Aims: This work aimed at measuring longitudinally academic motivation, anxiety, depression and social adjustment in first-year medical students and determining the relationships between these variables and academic performance, as measured mainly by grades on regular exams.

Methods: Eighty-five first-year medical students (age: 17-25 years) were included after giving informed consent. Beck's Anxiety (BAI) and Beck's Depression (BDI) Inventories, the self-reported Social Adjustment Scale (SAS-SR) and the Academic Motivation Scale (AMS) were applied two months after admission and at the end of the academic year.

Results: BAI scores increased throughout the year (7.3 ± 6.6 versus 28.8 ± 6.7; p < 0.001), whereas BDI scores did not change (6.8 ± 5.9 versus 6.0 ± 5.4; p > 0.10).

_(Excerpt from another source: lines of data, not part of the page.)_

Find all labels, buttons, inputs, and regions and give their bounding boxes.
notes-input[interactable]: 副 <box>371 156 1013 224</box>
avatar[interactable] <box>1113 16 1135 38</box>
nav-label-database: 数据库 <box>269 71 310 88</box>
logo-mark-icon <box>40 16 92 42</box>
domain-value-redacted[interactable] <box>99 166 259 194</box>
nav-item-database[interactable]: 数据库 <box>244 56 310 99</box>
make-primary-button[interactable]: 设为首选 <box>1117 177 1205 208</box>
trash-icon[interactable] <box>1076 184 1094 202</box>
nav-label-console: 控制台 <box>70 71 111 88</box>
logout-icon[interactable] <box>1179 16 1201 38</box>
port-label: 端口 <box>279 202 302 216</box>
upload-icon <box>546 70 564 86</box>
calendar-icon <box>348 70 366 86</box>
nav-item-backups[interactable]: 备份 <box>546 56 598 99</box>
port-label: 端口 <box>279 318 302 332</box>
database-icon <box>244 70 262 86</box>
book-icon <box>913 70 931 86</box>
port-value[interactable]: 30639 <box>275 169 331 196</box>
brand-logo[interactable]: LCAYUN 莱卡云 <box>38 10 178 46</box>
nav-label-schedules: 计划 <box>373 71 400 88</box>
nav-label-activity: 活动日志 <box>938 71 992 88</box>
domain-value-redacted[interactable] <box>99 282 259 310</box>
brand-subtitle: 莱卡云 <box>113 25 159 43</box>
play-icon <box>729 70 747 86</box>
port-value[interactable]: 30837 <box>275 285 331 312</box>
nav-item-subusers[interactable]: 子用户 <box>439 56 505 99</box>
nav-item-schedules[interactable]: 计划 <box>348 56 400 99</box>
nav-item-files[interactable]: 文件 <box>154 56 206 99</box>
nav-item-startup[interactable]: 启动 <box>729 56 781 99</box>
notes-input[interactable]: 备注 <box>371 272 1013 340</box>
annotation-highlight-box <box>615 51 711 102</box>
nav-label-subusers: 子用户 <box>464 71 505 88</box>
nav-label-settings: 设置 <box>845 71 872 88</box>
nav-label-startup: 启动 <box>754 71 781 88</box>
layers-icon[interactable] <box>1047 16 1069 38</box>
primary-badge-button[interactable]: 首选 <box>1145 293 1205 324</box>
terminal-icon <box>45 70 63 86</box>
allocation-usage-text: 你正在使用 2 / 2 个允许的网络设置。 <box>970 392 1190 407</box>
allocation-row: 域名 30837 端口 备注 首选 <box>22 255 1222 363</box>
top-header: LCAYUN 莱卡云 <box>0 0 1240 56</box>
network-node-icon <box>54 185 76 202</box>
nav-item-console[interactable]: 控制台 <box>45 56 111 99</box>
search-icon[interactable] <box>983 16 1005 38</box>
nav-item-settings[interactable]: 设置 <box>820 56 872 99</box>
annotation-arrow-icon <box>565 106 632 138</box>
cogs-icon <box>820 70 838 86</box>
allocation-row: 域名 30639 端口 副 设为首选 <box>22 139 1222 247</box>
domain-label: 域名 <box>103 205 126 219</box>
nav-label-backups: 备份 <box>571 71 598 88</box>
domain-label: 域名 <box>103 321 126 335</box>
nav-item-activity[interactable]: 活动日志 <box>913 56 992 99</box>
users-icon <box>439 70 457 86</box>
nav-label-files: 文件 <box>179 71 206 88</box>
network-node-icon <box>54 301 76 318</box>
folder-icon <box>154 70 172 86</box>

SAS-SR subscales scores remained stable, except for a decreasing pattern for leisure/social life (1.8 ± 0.4 versus 2.1 ± 0.4; p < 0.001). AMS scores for motivation to know (22.2 ± 4.5 versus 19.7 ± 5.5; p < 0.001), to accomplish things to know (17.7 ± 5.3 versus 15.4 ± 5.3; p = 0.001), to experience to know (18.2 ± 5.2 versus 15.4 ± 5.4; p < 0.001) and by identification to know (23.5 ± 3.5 versus 21.8 ± 5.0; p = 0.002) decreased significantly. There were no significant correlations between academic performance and the global scores for any of the scales except for the SAS-SR subscale for academic life (r = -0.48, p < 0.001).

Conclusions: Throughout the academic year, first-year medical students showed increased anxiety, decreased academic motivation and a maladjusted leisure/social life, which however does not seem to affect academic achievement.